Officials fret over marijuana use at universities

Kyodo News

Marijuana is steadily infiltrating university campuses, sparking concern among administrators about how to stem growing drug abuse among students.

Scores of students at renowned universities, including Keio and Waseda in Tokyo, have been arrested this year for allegedly possessing or dealing the illegal drug.

Part of the reason, critics say, is that people feel less inhibited about getting their hands on marijuana than on other illegal drugs, such as amphetamines.

The critics also point to the relative ease with which cannabis seeds and information on how to grow the plants can be obtained on the Internet.

In a recent case, five Hosei University students were arrested on suspicion of possessing marijuana. They reportedly told police they had repeatedly smoked and dealt the drug in a university library.

A 21-year-old student at the university’s Tama Campus in Machida on the outskirts of Tokyo said marijuana use among some Hosei students had long been rumored.

“I wasn’t surprised by the arrests because I had heard of a group smoking on campus before,” he said. “They’re stupid.”

One of the arrested students was quoted as telling investigators, “I did it because I got interested after I was invited by my friend.”

The Hosei case and similar arrests involving students at Kansai University in Osaka and Keio University reveal a picture of cannabis infiltrating campuses via extracurricular activities and high school connections.

A 23-year-old man who graduated from a Tokyo university last spring said he had been a regular marijuana user while he was a student.

He said he began smoking pot in the fall of his freshman year after encouragement from a friend who belonged to the same campus circle.

“It’s the same as alcohol and cigarettes. But whereas with alcohol you can’t get drunk unless you have glass after glass, with marijuana you can get high right away,” he said.

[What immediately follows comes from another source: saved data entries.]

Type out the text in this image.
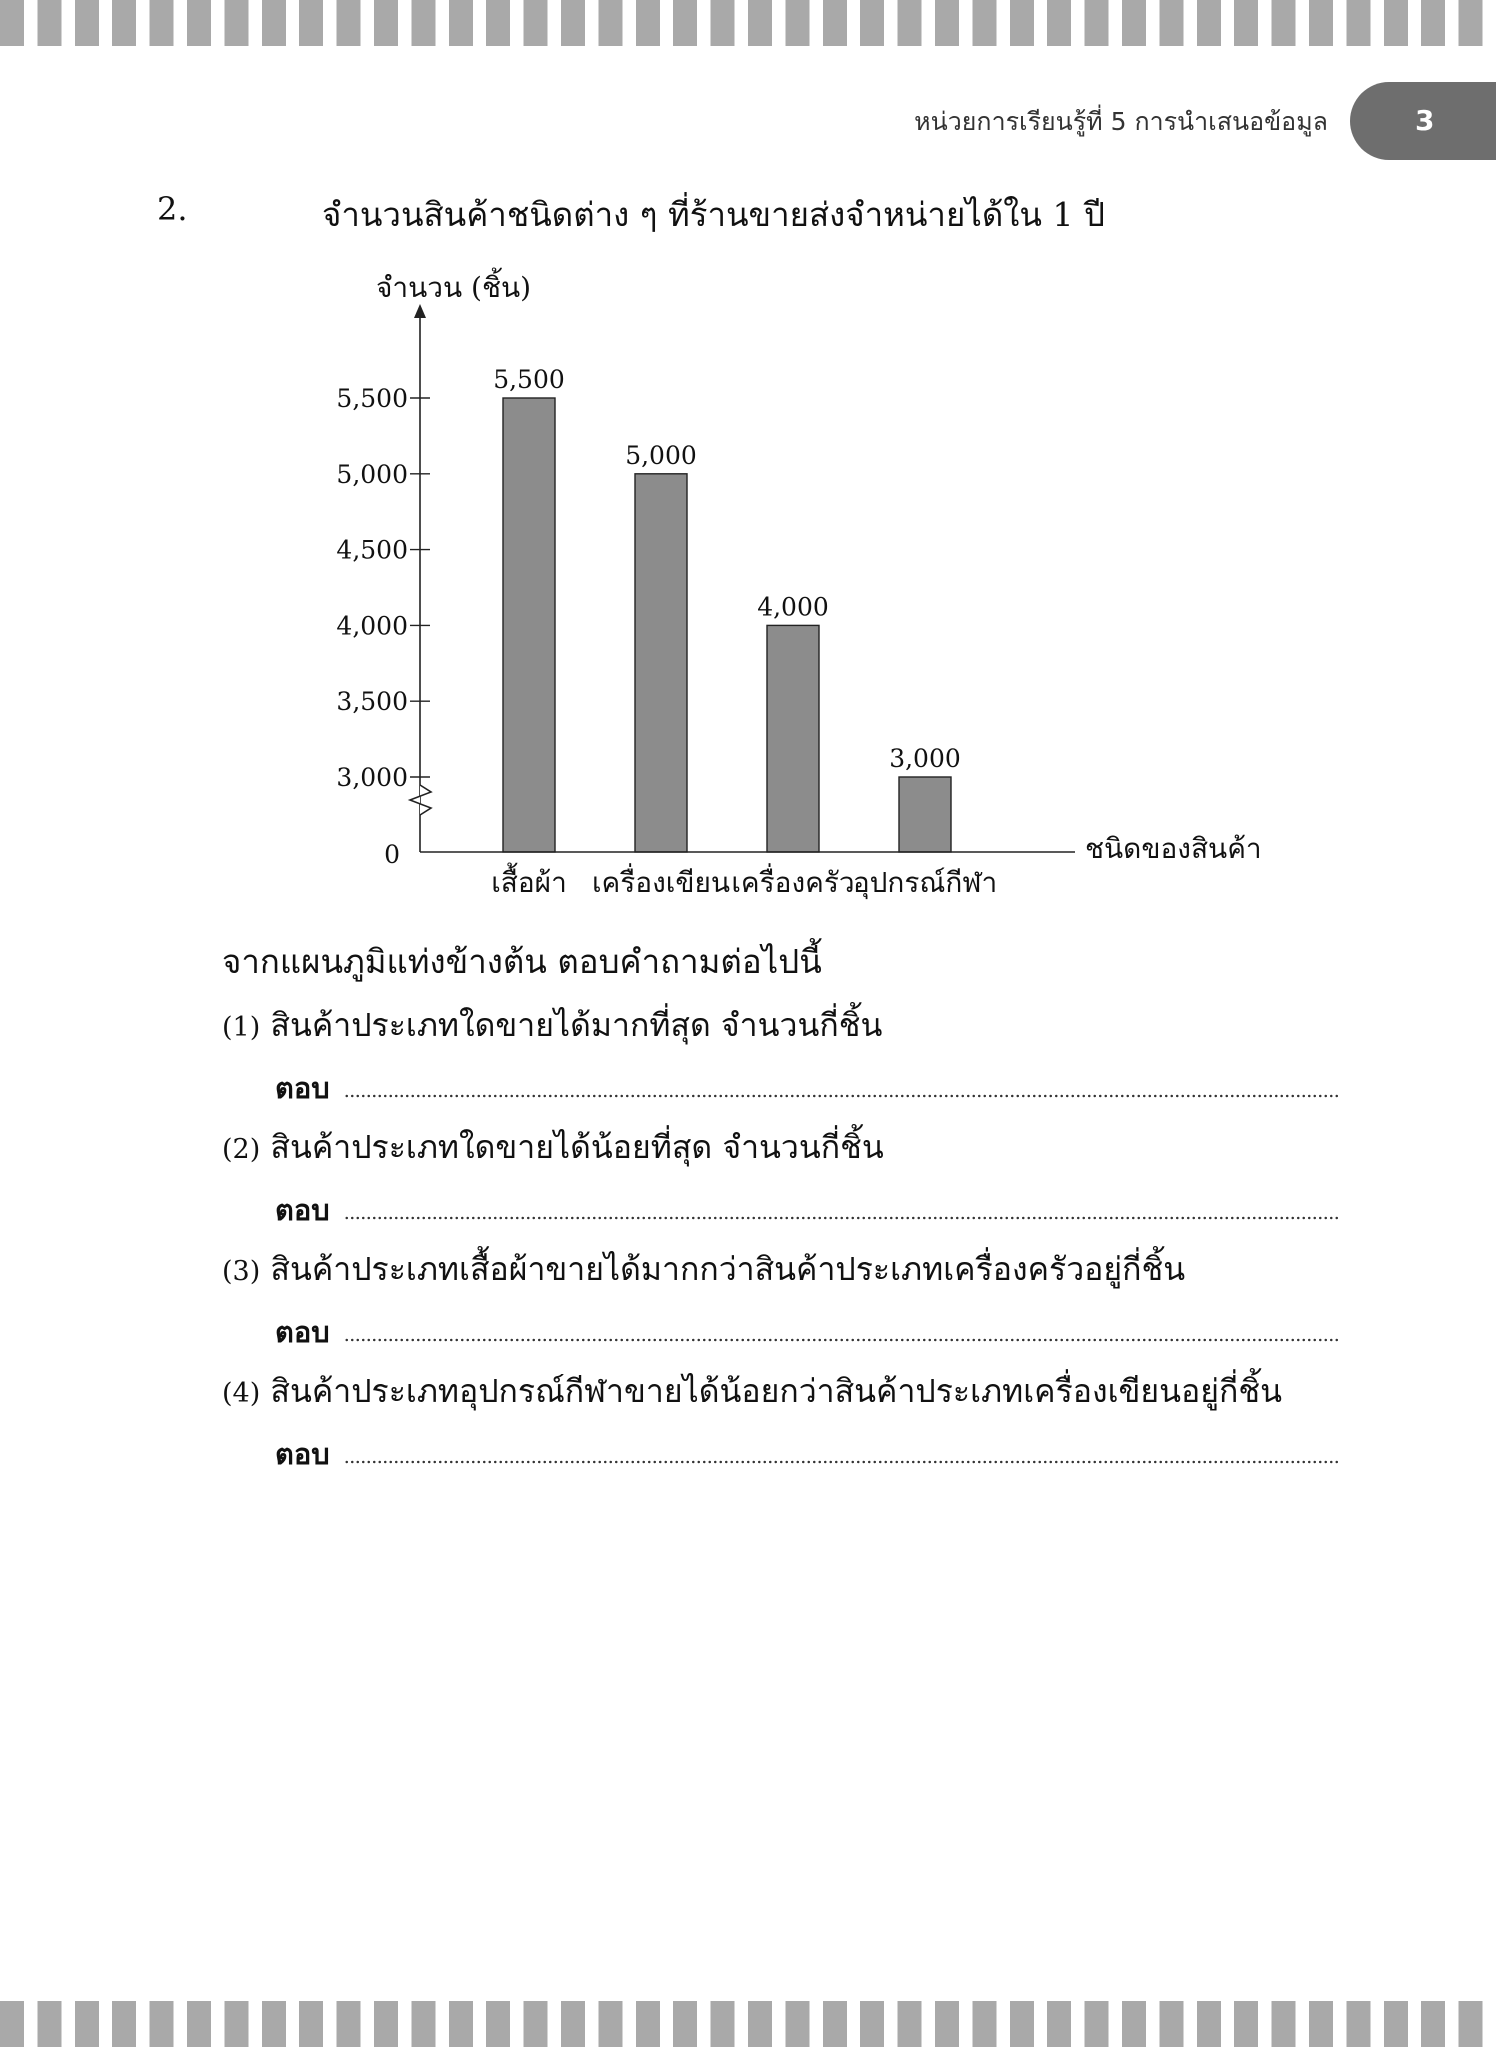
หน่วยการเรียนรู้ที่ 5 การนำเสนอข้อมูล	3
2.	จำนวนสินค้าชนิดต่าง ๆ ที่ร้านขายส่งจำหน่ายได้ใน 1 ปี
3,000
3,500
4,000
4,500
5,000
5,500
5,500
เสื้อผ้า
5,000
เครื่องเขียน
4,000
เครื่องครัว
3,000
อุปกรณ์กีฬา
จำนวน (ชิ้น)
ชนิดของสินค้า
0
จากแผนภูมิแท่งข้างต้น ตอบคำถามต่อไปนี้
(1) สินค้าประเภทใดขายได้มากที่สุด จำนวนกี่ชิ้น
ตอบ
(2) สินค้าประเภทใดขายได้น้อยที่สุด จำนวนกี่ชิ้น
ตอบ
(3) สินค้าประเภทเสื้อผ้าขายได้มากกว่าสินค้าประเภทเครื่องครัวอยู่กี่ชิ้น
ตอบ
(4) สินค้าประเภทอุปกรณ์กีฬาขายได้น้อยกว่าสินค้าประเภทเครื่องเขียนอยู่กี่ชิ้น
ตอบ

He said he no longer smokes marijuana but knows around 10 people who do. “I want to do it again if I have more room for myself,” he added. “It’s not something you should reject.”

According to the National Police Agency, 1,202 people were implicated in violations of the Cannabis Control Law between January and June, up 12 percent from the same period last year.

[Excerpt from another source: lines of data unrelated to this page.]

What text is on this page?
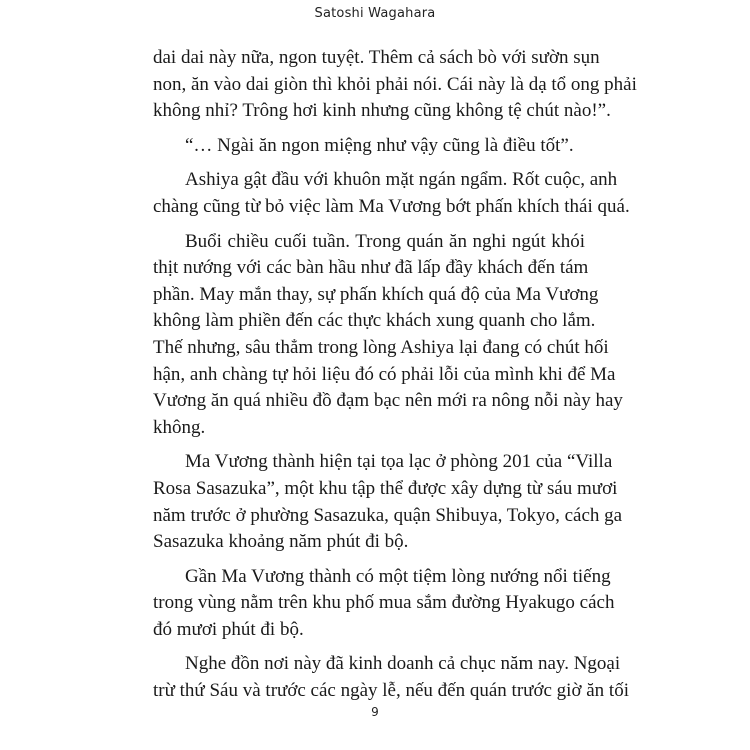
Satoshi Wagahara

dai dai này nữa, ngon tuyệt. Thêm cả sách bò với sườn sụn
non, ăn vào dai giòn thì khỏi phải nói. Cái này là dạ tổ ong phải
không nhỉ? Trông hơi kinh nhưng cũng không tệ chút nào!”.

“… Ngài ăn ngon miệng như vậy cũng là điều tốt”.

Ashiya gật đầu với khuôn mặt ngán ngẩm. Rốt cuộc, anh
chàng cũng từ bỏ việc làm Ma Vương bớt phấn khích thái quá.

Buổi chiều cuối tuần. Trong quán ăn nghi ngút khói
thịt nướng với các bàn hầu như đã lấp đầy khách đến tám
phần. May mắn thay, sự phấn khích quá độ của Ma Vương
không làm phiền đến các thực khách xung quanh cho lắm.
Thế nhưng, sâu thẳm trong lòng Ashiya lại đang có chút hối
hận, anh chàng tự hỏi liệu đó có phải lỗi của mình khi để Ma
Vương ăn quá nhiều đồ đạm bạc nên mới ra nông nỗi này hay
không.

Ma Vương thành hiện tại tọa lạc ở phòng 201 của “Villa
Rosa Sasazuka”, một khu tập thể được xây dựng từ sáu mươi
năm trước ở phường Sasazuka, quận Shibuya, Tokyo, cách ga
Sasazuka khoảng năm phút đi bộ.

Gần Ma Vương thành có một tiệm lòng nướng nổi tiếng
trong vùng nằm trên khu phố mua sắm đường Hyakugo cách
đó mươi phút đi bộ.

Nghe đồn nơi này đã kinh doanh cả chục năm nay. Ngoại
trừ thứ Sáu và trước các ngày lễ, nếu đến quán trước giờ ăn tối

9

Of them, 65 percent were aged 29 or younger and university students accounted for 3.5 percent.

University students comprised 9.2 percent of the 444 people investigated between January and August by the Metropolitan Police Department, whose jurisdiction covers many universities.

There have also been a number of cases involving cannabis cultivation by university students. Last November, members of a rugby team at Kanto Gakuin University in Kanagawa Prefecture were arrested for growing cannabis.

A Waseda University student arrested in August reportedly told investigators he learned how to grow cannabis online and cultivated it in the dressing room of his residence.

Cannabis seeds without narcotic properties fall outside the Cannabis Control Law and are sold online and in import shops for edible use.